Europa2014 : 13 septembre

Voyage Europa 2014
Samedi 13 septembre 2014 - J060 - 357 km - 404 photos (18.049-19.208/42.272-41.176)
Extraordinaire Autriche, malgré une météo fort humide.

Pour la première fois depuis le départ, Titi me joue un sale tour. Il me perd le début du trajet, que je suis obligé de reconstituer, ce qui me fait perdre une heure de boulot ce soir ! Je lui pardonne, compte tenu de tout ce qu'il m'a apporté depuis le début, mais il ne faudrait pas que ça se reproduise ! Bref, je me réveille vers 6h45, à cause d'un.... aspirateur ! Eh oui, je suis stationné à la porte du restau-bar, et la dame est en train de passer son engin de malheur dehors à cette heure, alors qu'il pleut à verse (elle aspire la partie sous véranda ouverte !). Du coup, je me lève, je sors presque devant elle, et lui demande si c'est ouvert. Je comprends que non, mais elle accepte que je rentre : je prends un grand café, et j'en profite pour utiliser les toilettes. Je pars sans doute vers 7h30 au plus tard (c'est la trace du début qui est perdue....) !

Il pleut à verse sur le parking de l'hôtel, mais juste après, en fait, beaucoup moins. Je suis de l'autre côté du col....

C'est absolument superbe, malgré -ou grâce, comme vous voulez- aux nuages.
Mais soyons sérieux, sous le soleil, ça ne peut pas être moins bien !

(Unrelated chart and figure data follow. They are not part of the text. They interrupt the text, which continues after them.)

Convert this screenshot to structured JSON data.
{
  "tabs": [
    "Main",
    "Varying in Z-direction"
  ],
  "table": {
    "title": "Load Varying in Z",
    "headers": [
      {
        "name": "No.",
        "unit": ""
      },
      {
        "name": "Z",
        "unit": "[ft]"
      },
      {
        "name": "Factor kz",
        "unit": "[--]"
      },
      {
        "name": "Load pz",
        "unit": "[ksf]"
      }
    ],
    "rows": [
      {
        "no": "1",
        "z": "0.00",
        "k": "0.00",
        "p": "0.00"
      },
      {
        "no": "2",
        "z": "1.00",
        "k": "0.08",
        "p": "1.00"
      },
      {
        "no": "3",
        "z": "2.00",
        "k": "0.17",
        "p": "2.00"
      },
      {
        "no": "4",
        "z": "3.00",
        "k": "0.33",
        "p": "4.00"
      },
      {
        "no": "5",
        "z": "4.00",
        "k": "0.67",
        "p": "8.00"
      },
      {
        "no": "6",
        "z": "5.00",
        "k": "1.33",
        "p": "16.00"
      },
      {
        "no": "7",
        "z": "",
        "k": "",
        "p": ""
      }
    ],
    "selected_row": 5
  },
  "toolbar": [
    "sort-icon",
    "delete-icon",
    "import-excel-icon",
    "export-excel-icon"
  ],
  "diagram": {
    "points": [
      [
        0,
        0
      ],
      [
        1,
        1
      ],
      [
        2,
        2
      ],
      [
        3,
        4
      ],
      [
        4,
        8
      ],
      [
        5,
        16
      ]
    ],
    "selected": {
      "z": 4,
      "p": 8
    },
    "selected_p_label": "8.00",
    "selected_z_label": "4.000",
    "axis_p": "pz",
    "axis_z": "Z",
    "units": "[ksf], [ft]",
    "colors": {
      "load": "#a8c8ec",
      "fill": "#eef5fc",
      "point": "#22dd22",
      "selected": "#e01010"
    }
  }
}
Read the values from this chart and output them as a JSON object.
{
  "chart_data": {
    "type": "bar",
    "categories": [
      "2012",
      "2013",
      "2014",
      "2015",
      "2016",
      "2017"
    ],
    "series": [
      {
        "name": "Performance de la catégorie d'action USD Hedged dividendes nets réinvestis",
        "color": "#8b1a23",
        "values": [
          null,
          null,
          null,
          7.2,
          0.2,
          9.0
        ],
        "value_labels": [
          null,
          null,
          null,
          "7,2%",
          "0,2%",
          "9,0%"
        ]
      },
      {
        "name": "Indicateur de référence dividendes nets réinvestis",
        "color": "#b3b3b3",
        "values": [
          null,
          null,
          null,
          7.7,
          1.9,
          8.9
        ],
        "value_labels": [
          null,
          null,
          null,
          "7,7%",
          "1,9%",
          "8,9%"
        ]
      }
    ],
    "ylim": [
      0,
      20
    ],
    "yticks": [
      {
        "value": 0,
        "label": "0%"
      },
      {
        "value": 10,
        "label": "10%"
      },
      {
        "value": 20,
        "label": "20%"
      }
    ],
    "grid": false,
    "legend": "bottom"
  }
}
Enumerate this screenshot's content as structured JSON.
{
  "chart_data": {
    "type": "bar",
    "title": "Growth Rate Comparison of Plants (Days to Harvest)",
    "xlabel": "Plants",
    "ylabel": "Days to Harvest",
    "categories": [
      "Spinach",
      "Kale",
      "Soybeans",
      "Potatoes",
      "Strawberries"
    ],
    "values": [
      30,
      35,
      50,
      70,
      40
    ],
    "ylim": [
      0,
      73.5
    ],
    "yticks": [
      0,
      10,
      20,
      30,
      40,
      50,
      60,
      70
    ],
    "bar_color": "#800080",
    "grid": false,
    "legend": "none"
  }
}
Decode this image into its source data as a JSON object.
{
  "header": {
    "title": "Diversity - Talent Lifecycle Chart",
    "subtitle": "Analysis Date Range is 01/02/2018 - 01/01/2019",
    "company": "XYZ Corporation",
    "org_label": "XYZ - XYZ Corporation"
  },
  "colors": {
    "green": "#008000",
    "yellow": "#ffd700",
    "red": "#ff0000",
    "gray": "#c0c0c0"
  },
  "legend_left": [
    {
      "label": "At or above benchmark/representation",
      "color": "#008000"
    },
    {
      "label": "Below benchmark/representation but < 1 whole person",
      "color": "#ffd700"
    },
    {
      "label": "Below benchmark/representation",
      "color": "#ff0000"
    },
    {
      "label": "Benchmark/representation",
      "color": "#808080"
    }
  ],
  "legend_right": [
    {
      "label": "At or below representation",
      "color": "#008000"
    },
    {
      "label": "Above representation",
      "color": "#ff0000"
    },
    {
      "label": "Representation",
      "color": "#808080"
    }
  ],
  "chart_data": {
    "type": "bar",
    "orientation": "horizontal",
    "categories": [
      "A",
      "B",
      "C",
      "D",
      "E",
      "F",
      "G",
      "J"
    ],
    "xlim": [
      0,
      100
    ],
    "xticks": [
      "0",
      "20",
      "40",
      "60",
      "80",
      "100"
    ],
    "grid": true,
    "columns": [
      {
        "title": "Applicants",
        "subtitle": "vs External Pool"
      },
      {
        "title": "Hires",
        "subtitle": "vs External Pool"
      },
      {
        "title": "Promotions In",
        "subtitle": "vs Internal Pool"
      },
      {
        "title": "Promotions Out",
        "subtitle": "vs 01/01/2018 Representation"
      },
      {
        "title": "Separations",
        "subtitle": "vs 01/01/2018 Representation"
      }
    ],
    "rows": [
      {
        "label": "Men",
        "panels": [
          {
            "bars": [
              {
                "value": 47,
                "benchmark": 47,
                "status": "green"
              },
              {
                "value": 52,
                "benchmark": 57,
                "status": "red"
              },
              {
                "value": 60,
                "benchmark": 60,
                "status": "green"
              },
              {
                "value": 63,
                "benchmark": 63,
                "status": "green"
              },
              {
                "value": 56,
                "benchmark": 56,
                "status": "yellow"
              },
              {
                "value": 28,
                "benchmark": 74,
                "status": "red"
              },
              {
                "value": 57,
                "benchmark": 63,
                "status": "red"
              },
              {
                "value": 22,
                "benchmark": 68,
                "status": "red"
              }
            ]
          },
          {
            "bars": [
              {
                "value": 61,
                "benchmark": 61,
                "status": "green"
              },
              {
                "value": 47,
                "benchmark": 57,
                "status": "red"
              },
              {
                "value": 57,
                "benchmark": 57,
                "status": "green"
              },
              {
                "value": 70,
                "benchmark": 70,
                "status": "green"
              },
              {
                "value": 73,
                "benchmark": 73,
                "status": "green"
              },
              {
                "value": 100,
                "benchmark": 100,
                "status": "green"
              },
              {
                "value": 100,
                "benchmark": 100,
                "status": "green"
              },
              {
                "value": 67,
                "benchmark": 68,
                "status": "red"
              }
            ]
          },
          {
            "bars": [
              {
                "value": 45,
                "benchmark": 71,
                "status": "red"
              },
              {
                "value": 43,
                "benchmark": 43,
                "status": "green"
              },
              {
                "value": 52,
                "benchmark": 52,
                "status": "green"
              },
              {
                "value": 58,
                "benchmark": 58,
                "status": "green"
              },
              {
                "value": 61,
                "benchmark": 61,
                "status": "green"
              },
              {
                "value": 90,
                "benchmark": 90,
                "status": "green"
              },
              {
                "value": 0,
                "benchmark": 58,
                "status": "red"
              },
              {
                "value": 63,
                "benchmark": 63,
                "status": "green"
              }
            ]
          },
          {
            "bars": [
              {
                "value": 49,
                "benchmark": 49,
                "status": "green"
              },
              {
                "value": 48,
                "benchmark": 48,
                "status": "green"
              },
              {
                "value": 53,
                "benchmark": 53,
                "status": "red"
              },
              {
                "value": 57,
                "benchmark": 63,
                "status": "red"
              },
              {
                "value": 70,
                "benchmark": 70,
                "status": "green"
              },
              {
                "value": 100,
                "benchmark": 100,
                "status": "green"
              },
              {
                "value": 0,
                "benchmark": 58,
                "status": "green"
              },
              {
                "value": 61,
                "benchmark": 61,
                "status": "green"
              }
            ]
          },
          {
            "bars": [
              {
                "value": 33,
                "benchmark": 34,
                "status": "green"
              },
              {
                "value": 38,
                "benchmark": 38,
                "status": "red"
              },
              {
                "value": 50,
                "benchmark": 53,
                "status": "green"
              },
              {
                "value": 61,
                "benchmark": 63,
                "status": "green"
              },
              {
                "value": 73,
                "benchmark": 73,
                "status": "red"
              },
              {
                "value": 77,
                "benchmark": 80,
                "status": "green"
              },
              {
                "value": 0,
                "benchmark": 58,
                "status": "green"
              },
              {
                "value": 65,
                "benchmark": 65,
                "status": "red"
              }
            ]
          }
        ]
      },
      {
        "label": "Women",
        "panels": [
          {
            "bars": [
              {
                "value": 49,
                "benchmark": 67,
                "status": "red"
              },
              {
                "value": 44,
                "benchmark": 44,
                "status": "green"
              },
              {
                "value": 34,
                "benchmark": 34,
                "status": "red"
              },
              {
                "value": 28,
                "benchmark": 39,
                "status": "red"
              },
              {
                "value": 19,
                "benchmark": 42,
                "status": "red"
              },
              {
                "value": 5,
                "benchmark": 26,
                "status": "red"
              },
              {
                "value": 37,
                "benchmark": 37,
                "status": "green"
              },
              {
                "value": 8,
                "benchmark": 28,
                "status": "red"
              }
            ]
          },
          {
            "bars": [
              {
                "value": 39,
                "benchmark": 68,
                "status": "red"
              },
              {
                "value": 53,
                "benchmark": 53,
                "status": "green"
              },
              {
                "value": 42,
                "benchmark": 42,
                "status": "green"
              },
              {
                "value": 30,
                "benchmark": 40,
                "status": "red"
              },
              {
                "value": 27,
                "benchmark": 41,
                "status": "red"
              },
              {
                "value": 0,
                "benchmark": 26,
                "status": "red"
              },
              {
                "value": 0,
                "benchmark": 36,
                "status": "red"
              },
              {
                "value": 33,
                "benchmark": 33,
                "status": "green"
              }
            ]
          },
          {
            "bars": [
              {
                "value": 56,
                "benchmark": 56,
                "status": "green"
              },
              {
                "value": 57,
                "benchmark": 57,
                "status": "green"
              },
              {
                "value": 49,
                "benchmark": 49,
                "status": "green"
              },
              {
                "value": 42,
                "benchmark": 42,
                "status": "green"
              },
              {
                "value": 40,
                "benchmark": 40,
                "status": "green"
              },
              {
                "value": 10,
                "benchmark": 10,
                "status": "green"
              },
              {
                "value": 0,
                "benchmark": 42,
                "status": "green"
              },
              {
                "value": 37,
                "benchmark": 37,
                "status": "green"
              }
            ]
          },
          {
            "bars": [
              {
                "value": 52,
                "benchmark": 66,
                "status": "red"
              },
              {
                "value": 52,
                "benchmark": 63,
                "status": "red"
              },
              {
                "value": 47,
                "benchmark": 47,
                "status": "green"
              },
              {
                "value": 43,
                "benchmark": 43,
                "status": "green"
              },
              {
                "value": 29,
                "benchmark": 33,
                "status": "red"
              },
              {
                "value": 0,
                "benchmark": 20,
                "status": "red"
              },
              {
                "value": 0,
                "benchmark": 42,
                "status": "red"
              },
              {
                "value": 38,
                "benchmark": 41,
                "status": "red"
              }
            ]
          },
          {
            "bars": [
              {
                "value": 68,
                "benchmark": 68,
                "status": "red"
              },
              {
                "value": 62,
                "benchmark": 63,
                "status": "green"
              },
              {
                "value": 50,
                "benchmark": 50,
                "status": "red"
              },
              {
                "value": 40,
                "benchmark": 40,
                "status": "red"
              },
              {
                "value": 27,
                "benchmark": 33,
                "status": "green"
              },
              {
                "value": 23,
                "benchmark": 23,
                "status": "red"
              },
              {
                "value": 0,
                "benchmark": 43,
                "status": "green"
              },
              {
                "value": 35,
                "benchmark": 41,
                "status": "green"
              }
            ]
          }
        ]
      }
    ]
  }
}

Voyons voir..... semble nous dire ce personnage.

Mais c'est tout vu ! Pour les photos, par contre, les nuages apportent un "plus" indéniable.

Le torrent que je longe est terrifiant.

En fait, ils seront absolument tous comme ça, tout au long de la journée.
Ici, je me suis aventuré presque au milieu de cette passerelle qui bougeait fortement. Que ne ferais-je point pour vous transmettre mes aventures !

Bref, la Slovénie, vous l'aurez compris, est un petit bijou.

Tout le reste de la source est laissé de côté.